How do you juggle 100 different writers, most of them famous people like Laura Bush, Sandra Day O'Connor, Tom Cruise and the others pictured on this page, each writing a profile of one of the 100 people that TIME has deemed the most influential people on the planet? If you're Adi Ignatius, you do it with verve, patience and imagination. It surely helps that this is the second year in which Adi, along with Marti Golon and Jay Colton, has overseen our TIME 100 project, and I'm pleased to say that I think this is our most intriguing list yet. It is also our largest issue since we named Albert Einstein our Person of the Century six years ago, an appropriate milestone since this week's double issue has its roots in our series naming the 100 most influential people of the 20th century. The TIME 100 is now a much anticipated annual issue, in its third year, and since we view anyone who makes the list as being a permanent member of the TIME 100, we have very few repeats each year. The President is one, as is Katie Couric. Bill Clinton is back, this time paired with George H.W. Bush; Bill Gates is back too, this time with wife Melinda.

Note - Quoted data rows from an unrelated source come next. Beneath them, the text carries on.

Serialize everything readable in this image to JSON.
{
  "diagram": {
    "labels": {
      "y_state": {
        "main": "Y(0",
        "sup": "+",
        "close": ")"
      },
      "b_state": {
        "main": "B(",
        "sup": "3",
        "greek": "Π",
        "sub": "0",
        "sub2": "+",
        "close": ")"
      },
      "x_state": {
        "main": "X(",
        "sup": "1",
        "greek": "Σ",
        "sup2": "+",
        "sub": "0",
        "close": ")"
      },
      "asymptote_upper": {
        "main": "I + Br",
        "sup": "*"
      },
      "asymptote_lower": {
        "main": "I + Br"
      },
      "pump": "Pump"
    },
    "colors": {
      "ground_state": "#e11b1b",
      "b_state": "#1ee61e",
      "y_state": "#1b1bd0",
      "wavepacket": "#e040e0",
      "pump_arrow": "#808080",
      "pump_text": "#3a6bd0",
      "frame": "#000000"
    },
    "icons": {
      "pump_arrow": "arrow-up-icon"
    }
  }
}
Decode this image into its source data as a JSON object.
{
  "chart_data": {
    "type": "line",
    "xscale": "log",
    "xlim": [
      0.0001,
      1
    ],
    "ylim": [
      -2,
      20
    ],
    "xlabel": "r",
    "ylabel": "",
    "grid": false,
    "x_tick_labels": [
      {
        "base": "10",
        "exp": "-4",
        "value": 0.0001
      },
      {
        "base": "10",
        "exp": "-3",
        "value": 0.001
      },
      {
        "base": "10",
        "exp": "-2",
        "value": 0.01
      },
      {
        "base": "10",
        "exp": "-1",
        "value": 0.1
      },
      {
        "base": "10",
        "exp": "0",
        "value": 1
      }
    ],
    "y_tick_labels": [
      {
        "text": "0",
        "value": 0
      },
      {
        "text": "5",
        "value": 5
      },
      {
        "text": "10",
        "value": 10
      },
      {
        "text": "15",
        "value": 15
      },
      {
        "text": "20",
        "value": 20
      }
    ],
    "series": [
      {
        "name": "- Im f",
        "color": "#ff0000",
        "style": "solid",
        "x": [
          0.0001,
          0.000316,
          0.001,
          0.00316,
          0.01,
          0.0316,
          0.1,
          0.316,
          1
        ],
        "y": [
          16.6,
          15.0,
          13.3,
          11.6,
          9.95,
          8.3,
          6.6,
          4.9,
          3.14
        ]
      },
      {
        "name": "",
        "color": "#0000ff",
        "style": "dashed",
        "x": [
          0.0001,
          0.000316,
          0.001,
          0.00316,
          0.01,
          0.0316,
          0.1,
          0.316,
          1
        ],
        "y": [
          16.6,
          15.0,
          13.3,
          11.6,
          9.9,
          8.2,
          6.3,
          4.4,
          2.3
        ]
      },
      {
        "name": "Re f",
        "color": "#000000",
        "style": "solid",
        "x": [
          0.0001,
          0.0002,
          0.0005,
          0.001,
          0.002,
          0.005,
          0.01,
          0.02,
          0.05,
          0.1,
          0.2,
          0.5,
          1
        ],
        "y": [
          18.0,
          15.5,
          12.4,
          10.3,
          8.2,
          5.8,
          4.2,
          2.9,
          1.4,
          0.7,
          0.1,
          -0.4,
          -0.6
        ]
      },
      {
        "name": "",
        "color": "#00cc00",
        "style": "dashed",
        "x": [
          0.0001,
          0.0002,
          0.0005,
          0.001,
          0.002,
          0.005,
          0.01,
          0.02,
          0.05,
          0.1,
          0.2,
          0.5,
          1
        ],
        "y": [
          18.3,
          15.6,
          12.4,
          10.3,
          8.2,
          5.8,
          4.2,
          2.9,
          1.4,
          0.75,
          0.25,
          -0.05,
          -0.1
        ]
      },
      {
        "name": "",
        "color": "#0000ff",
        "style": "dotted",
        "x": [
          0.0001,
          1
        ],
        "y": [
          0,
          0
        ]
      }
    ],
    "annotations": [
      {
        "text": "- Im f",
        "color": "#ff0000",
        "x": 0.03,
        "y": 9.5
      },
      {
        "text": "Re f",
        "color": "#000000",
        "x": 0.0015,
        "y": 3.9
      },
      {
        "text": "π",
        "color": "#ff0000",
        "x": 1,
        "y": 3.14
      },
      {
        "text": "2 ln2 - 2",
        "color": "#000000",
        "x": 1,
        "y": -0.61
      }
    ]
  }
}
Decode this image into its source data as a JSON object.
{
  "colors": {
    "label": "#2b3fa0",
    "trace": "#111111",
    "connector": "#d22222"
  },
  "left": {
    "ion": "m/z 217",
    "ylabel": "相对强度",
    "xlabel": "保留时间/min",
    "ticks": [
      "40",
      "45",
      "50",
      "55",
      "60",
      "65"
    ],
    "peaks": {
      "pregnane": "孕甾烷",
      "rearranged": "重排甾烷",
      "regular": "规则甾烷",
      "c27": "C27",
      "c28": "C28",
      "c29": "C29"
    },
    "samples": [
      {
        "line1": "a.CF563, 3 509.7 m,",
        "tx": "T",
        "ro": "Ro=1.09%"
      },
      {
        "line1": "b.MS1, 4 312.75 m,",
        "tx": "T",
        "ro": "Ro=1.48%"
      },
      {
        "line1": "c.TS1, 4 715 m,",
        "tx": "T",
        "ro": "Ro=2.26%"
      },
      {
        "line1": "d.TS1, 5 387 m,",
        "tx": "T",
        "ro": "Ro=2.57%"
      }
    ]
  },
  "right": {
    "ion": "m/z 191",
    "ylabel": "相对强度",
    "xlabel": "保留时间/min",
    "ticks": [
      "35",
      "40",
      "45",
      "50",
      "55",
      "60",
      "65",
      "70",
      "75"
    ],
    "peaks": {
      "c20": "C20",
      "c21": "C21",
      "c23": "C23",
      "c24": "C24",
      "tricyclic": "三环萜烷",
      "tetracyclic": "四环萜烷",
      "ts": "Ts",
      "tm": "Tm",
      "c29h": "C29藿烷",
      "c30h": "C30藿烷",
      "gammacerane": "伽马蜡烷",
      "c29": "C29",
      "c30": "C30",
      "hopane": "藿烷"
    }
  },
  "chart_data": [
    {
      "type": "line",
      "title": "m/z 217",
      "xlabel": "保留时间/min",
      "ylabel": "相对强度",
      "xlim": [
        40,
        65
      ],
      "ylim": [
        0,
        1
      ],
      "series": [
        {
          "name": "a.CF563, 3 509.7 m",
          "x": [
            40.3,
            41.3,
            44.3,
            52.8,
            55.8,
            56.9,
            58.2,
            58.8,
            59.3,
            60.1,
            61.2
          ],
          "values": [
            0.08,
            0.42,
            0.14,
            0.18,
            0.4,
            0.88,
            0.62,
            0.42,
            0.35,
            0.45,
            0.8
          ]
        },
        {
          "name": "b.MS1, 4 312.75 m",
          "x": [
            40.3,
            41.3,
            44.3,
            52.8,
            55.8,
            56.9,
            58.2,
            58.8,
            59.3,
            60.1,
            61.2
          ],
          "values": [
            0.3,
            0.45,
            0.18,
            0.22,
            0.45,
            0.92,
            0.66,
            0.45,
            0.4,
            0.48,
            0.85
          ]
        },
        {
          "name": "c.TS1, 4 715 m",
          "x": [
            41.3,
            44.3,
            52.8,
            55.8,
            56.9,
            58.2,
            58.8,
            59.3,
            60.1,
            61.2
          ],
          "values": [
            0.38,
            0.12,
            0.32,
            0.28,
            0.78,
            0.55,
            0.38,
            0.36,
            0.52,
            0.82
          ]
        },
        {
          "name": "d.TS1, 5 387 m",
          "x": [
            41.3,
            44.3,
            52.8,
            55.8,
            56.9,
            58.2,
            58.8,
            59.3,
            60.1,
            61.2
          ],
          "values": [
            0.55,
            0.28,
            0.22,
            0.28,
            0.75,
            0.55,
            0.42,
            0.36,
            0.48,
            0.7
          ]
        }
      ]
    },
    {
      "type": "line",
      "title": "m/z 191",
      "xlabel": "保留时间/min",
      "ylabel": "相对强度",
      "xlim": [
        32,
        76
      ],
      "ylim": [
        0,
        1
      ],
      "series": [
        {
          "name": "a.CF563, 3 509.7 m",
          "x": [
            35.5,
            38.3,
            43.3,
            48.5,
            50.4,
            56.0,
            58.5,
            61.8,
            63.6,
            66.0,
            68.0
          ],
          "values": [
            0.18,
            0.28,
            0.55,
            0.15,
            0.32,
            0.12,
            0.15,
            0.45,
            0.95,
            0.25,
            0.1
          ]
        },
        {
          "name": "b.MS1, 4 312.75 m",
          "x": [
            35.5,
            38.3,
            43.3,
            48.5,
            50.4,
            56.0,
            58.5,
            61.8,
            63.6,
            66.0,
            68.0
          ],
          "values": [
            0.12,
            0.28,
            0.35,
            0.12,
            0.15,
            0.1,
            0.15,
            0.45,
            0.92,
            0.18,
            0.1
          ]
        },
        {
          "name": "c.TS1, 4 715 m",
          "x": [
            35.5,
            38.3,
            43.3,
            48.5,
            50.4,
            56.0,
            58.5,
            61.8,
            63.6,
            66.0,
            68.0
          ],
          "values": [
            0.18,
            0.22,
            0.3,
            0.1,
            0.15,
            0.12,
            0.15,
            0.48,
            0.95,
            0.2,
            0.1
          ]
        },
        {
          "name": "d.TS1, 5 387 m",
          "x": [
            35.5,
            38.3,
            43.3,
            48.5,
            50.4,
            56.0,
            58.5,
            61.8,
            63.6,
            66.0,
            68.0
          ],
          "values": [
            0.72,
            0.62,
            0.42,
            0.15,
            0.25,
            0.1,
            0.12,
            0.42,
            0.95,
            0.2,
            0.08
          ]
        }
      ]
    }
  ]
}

One person who makes a return visit this year is the Secretary of State, who also wrote about Oprah Winfrey, which Elaine Shannon asked her to do while accompanying Rice on a trip to Baghdad. Al Gore, like Rice, is both an honoree and a contributor; as a writer, he profiled Jim Hansen, the NASA scientist who helped sound the alarm on climate change.
Tom Cruise, who wrote about J.J. Abrams, was the first contributor to turn in his copy to Belinda Luscombe, quite a feat given what else is going on his life. (As a writer, by the way, he is fond of italics.) Charles Barkley proved eager to write about the sensational Steve Nash, but as Sean Gregory discovered, Barkley's promise to call in the "late afternoon" turned into 11:30 p.m. Inspired by Tom Brokaw's writing about Jon Stewart last year, Adi asked Brian Williams to tackle Stephen Colbert. Adi caught Williams on his way to New Orleans, and after some gentle ribbing about the deadline, Williams turned in a piece that deftly captured Colbert's brilliant delivery.
We have two fold-out sections this year, "Power Couples" and another called "Six Degrees of Separation," in which Clayton Neuman and D.W. Pine track the amazing TIME 100 connections shared by Bill Clinton, Oprah Winfrey, Bono and Steve Jobs. The chart is meant to bring a smile, but it also underscores what the TIME 100 list shows: we live in an interconnected and global village, a place where people you might not have heard about, as well as those you have, are influencing the way we live in the 21st century.